Although the benefits are numerous, several disadvantages do exist. The equipment and techniques are expensive, highly specialized and require extensive training. Training programs are beginning to emerge utilizing box trainers, simulators, and video games to develop basic skills. Many contemporary video game consoles require similar skills – improving precision, accuracy, two-hand coordination and the concept of 3D movements on a 2D screen. Lastly, not all procedures can be completed successfully through a minimally invasive approach, requiring conversion to a traditional approach for completion.
Case Example #1:
Simon is a 10-year-old golden retriever who presented to his primary veterinarian for signs of lethargy, anorexia and collapse. He was diagnosed with cardiac tamponade as a result of pericardial effusion. An echocardiogram was performed by Anthony Tobias, PhD, BVSc, DACVIM-Cardiology, to evaluate for cardiac and heart-based tumors. Happily, none were identified. However, an enlarged lymph node was identified in the cranial mediastinum. A conservative approach was elected, and the tamponade did not return until almost 6 months later. Following stabilization, another echocardiogram was performed with no obvious tumors and no changes in size of the enlarged lymph node.

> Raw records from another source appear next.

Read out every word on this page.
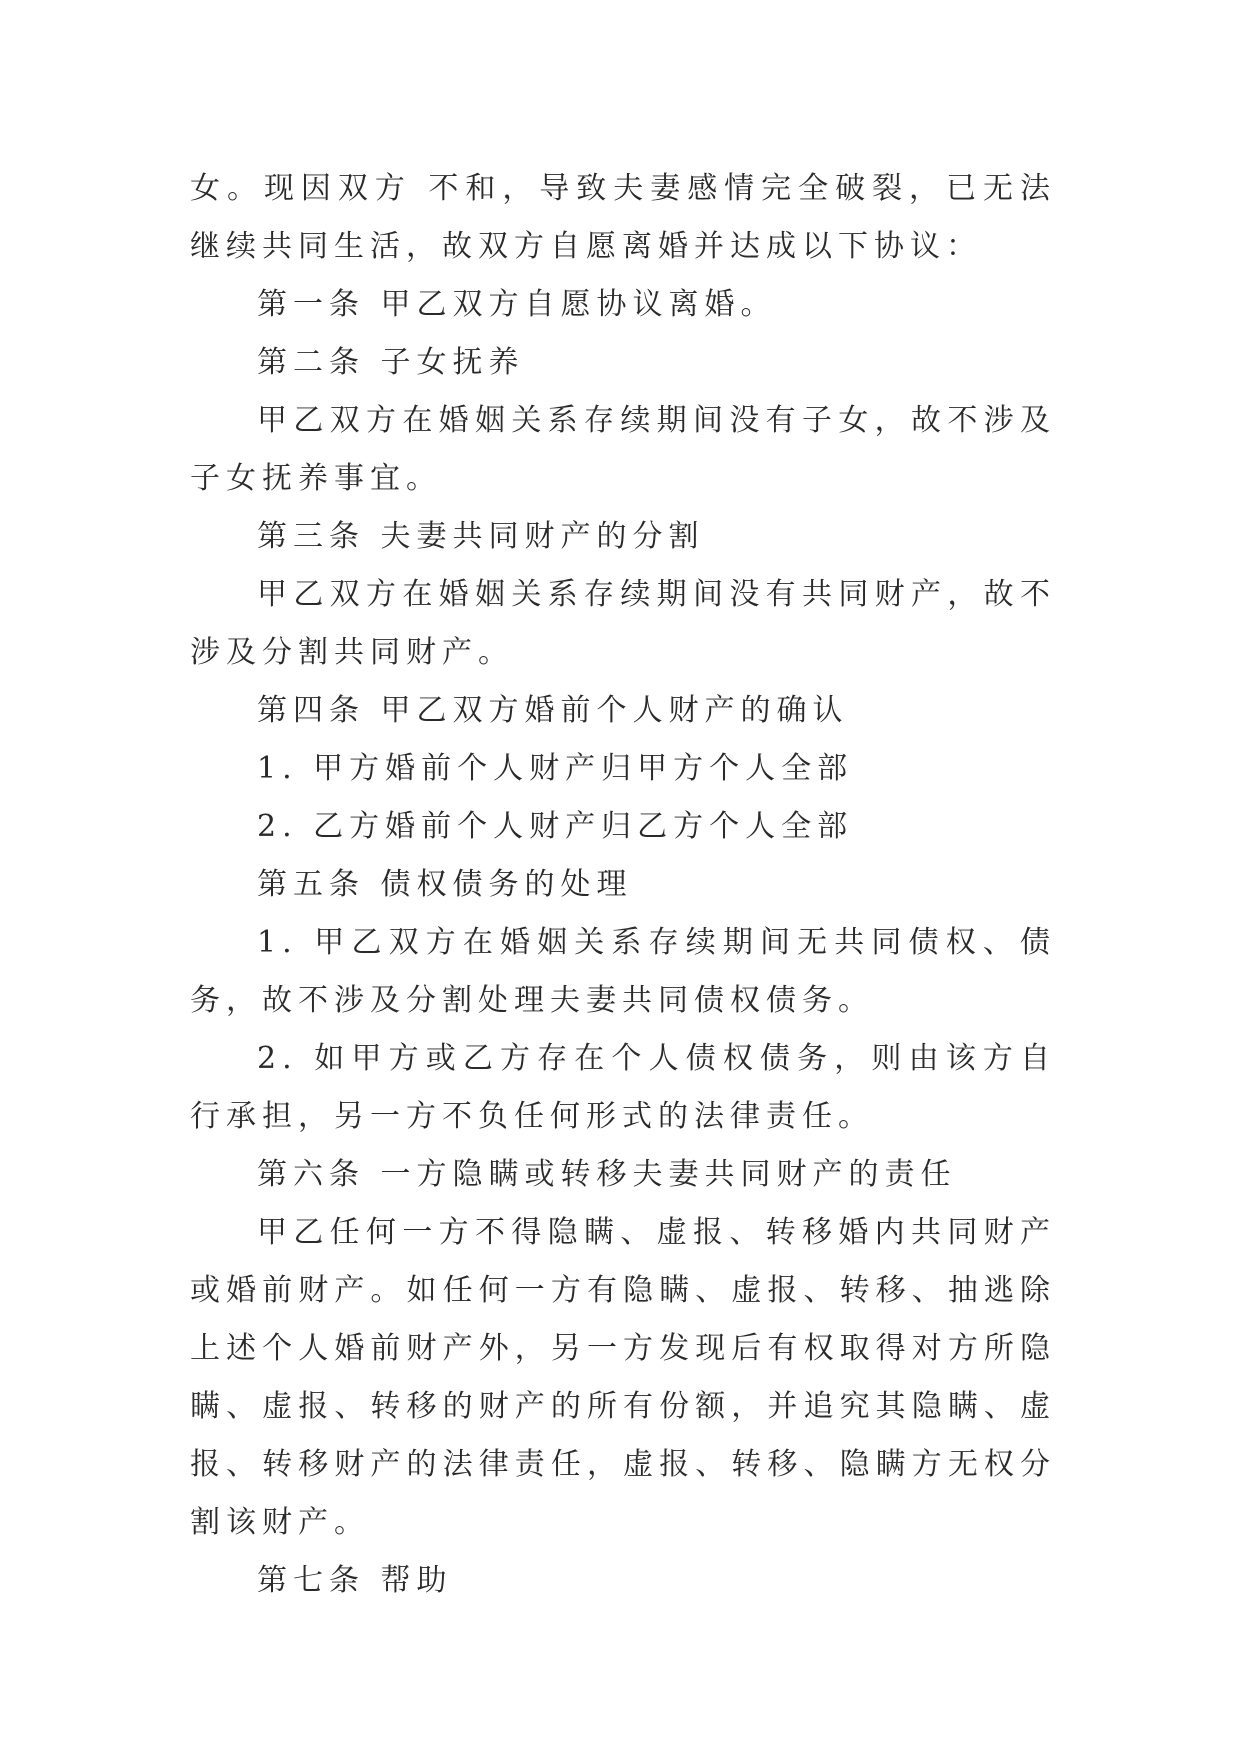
女。现因双方 不和，导致夫妻感情完全破裂，已无法继续共同生活，故双方自愿离婚并达成以下协议：

第一条 甲乙双方自愿协议离婚。

第二条 子女抚养

甲乙双方在婚姻关系存续期间没有子女，故不涉及子女抚养事宜。

第三条 夫妻共同财产的分割

甲乙双方在婚姻关系存续期间没有共同财产，故不涉及分割共同财产。

第四条 甲乙双方婚前个人财产的确认

1. 甲方婚前个人财产归甲方个人全部

2. 乙方婚前个人财产归乙方个人全部

第五条 债权债务的处理

1. 甲乙双方在婚姻关系存续期间无共同债权、债务，故不涉及分割处理夫妻共同债权债务。

2. 如甲方或乙方存在个人债权债务，则由该方自行承担，另一方不负任何形式的法律责任。

第六条 一方隐瞒或转移夫妻共同财产的责任

甲乙任何一方不得隐瞒、虚报、转移婚内共同财产或婚前财产。如任何一方有隐瞒、虚报、转移、抽逃除上述个人婚前财产外，另一方发现后有权取得对方所隐瞒、虚报、转移的财产的所有份额，并追究其隐瞒、虚报、转移财产的法律责任，虚报、转移、隐瞒方无权分割该财产。

第七条 帮助
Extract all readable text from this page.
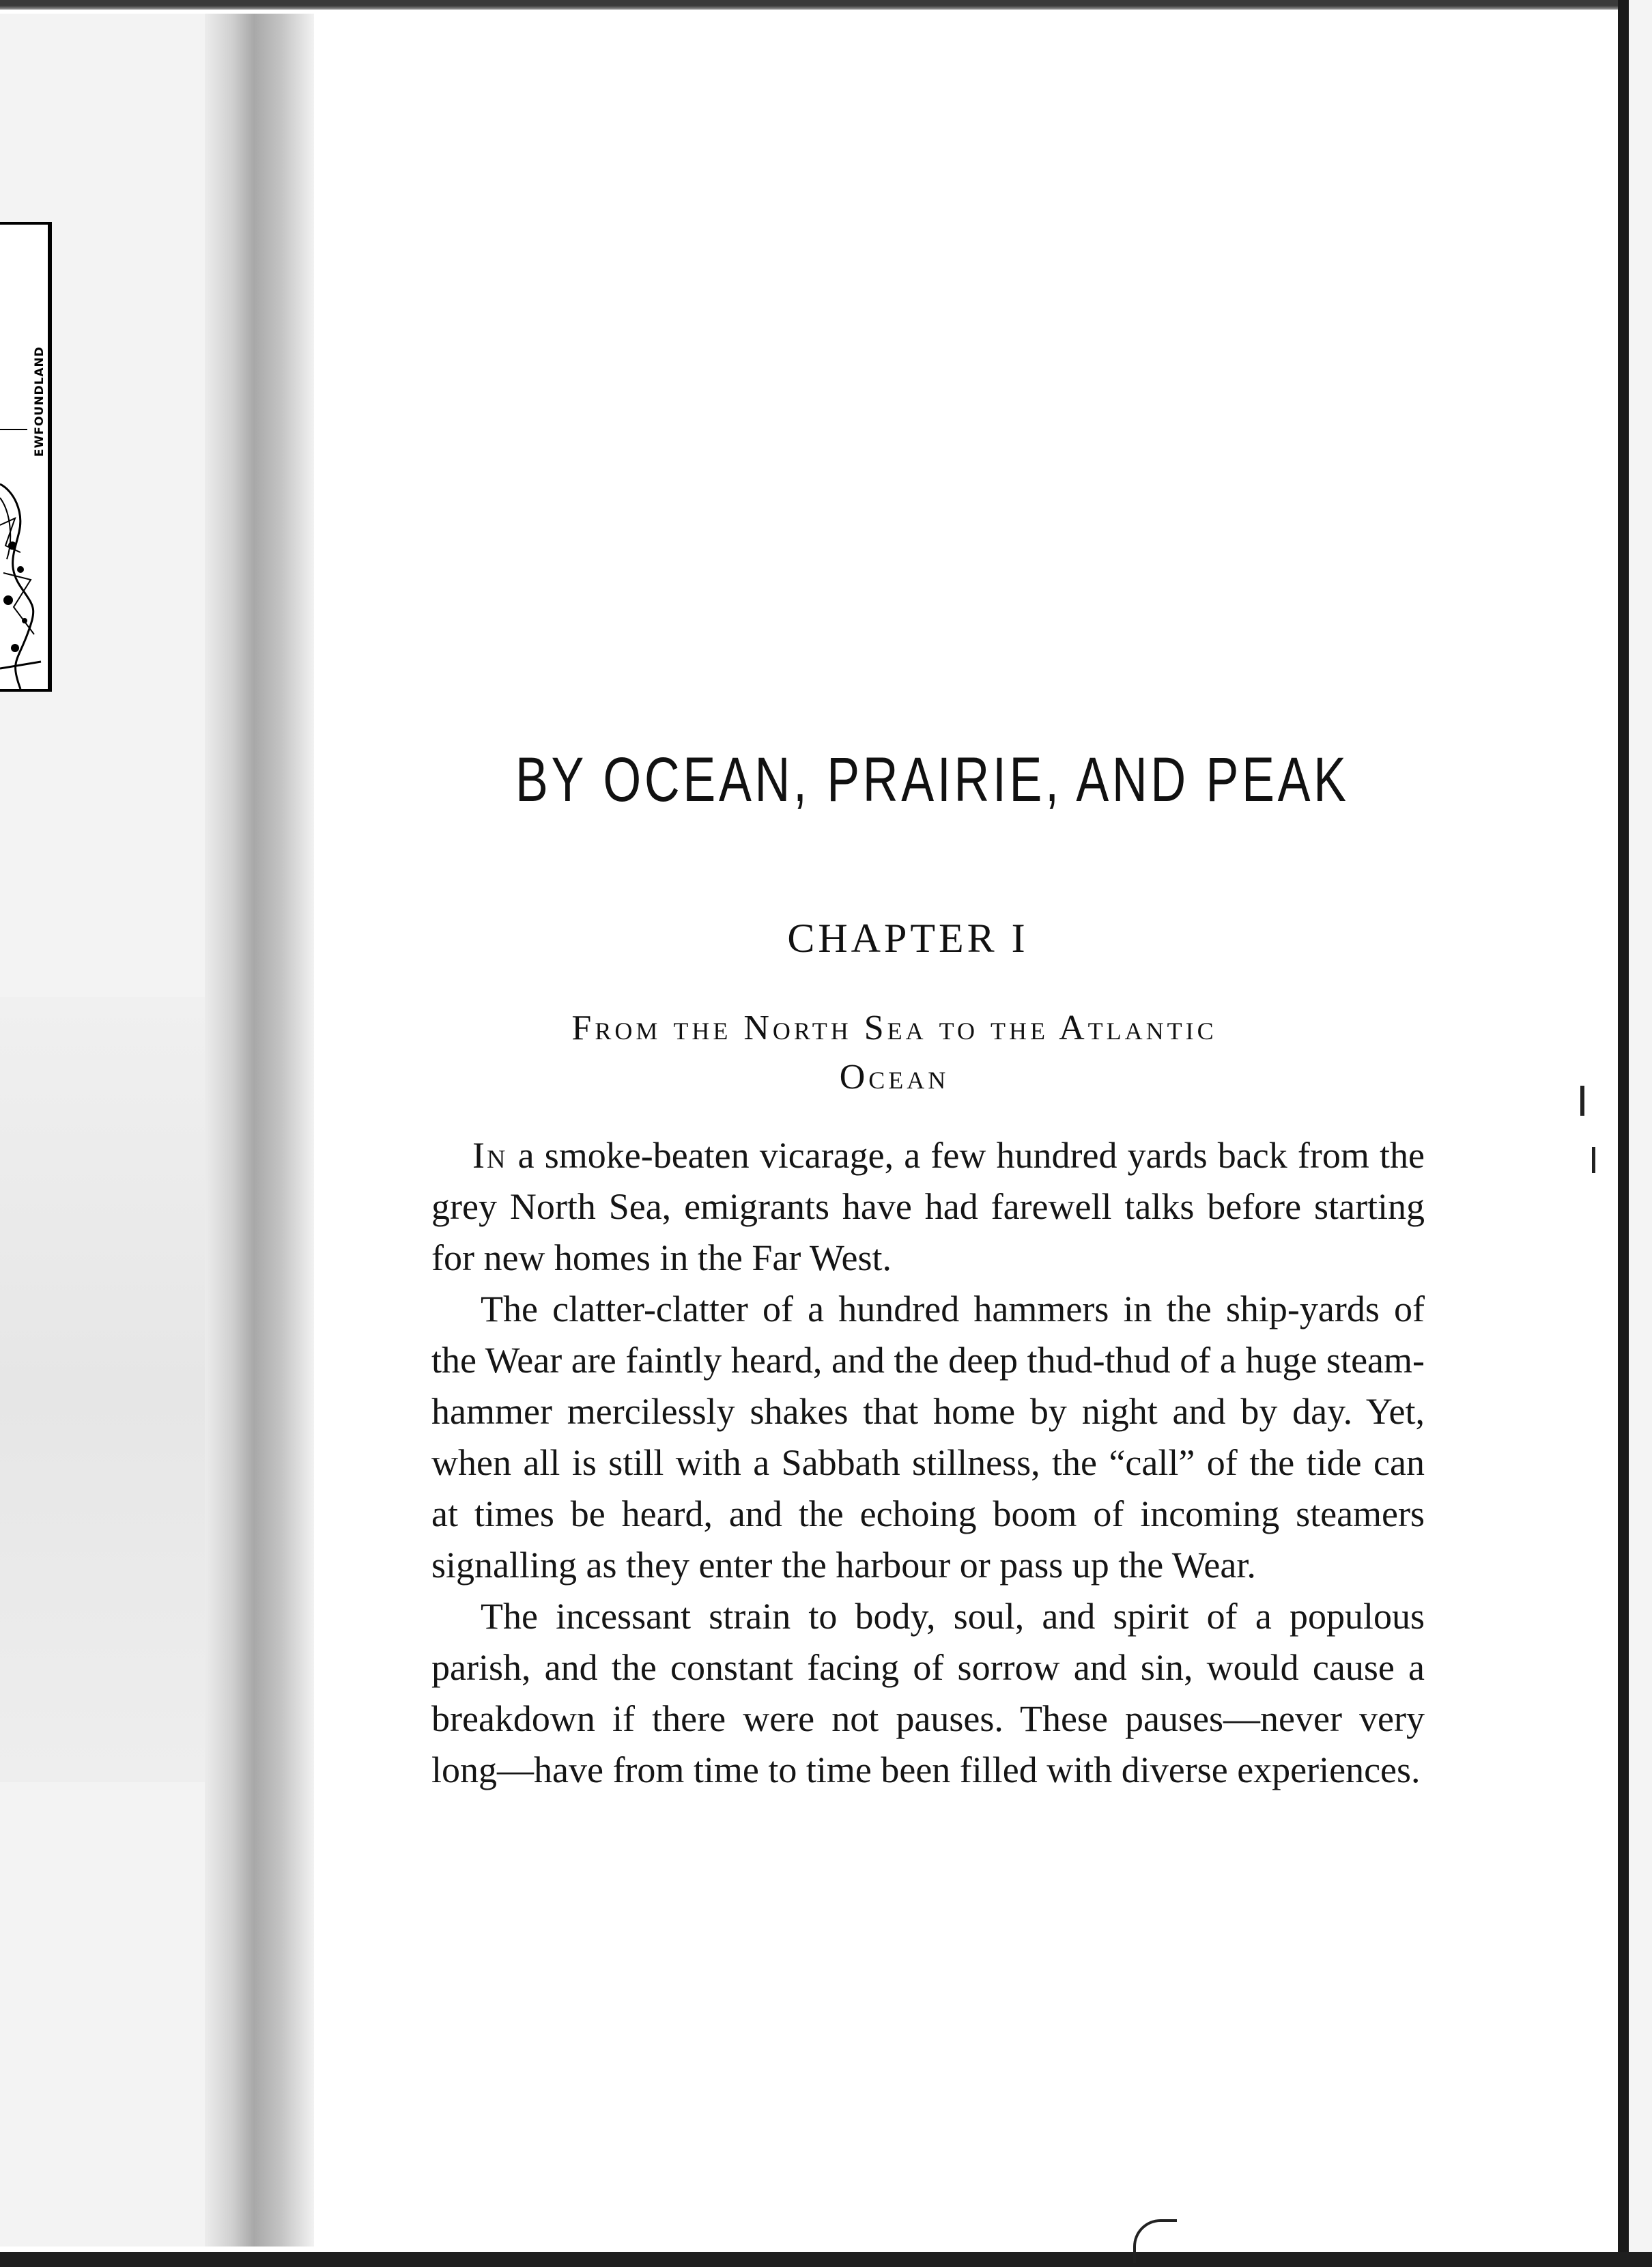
EWFOUNDLAND
BY OCEAN, PRAIRIE, AND PEAK
CHAPTER I
From the North Sea to the Atlantic
Ocean

In a smoke-beaten vicarage, a few hundred yards back from the grey North Sea, emigrants have had farewell talks before starting for new homes in the Far West.

The clatter-clatter of a hundred hammers in the ship-yards of the Wear are faintly heard, and the deep thud-thud of a huge steam-hammer mercilessly shakes that home by night and by day. Yet, when all is still with a Sabbath stillness, the “call” of the tide can at times be heard, and the echoing boom of incoming steamers signalling as they enter the harbour or pass up the Wear.

The incessant strain to body, soul, and spirit of a populous parish, and the constant facing of sorrow and sin, would cause a breakdown if there were not pauses. These pauses—never very long—have from time to time been filled with diverse experiences.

Staging was performed and was clear of any evidence of metastatic disease. It was elected to pursue pericardectomy and lymph node excision. Simon underwent thoracoscopic lymph node extirpation and pericardectomy. Pericardioscopic examination confirmed that there was not a right atrial mass nor a heart-based tumor. Anesthesia and recovery was smooth, and within hours of the procedure, the thoracostomy tube was removed and Simon was up, eating and ready to go home. Unfortunately, the biopsy report concluded that the lymph node was effaced with metastatic carcinoma; along with intravascular emboli within the pericardium. Prior to the ability to offer a minimally-invasive approach, Simon would have undergone a median sternotomy, spent 1-2 days in the hospital, and 2-4 weeks recovering. Within 1 week of the procedure, he was back to his normal activity and reportedly feeling great! Although his long-term prognosis is very guarded, a less invasive procedure provided a diagnosis, therapeutic benefit and a faster recovery to enjoy his time left.
Case Example #2:
Bogart (Bo) is an 8-month-old, mixed breed dog who presented for forelimb lameness exacerbated with exercise. Examination revealed bilateral pain associated with the elbows and radiographs exhibited mild signs associated with medial compartment disease or elbow dysplasia. Bilateral elbow arthroscopy was performed revealing medial coronoid disease, and debridement was performed. Bo was able to return to normal activity within 2 months following surgery. He no longer has lameness and does not require pain medication. Prior to the availability of arthroscopy, a medial arthrotomy would have been performed occasionally requiring transection of the medial collateral ligament. With the medial arthrotomy, recovery was prolonged, complications increased, and outcomes less favorable than compared to an arthroscopic approach.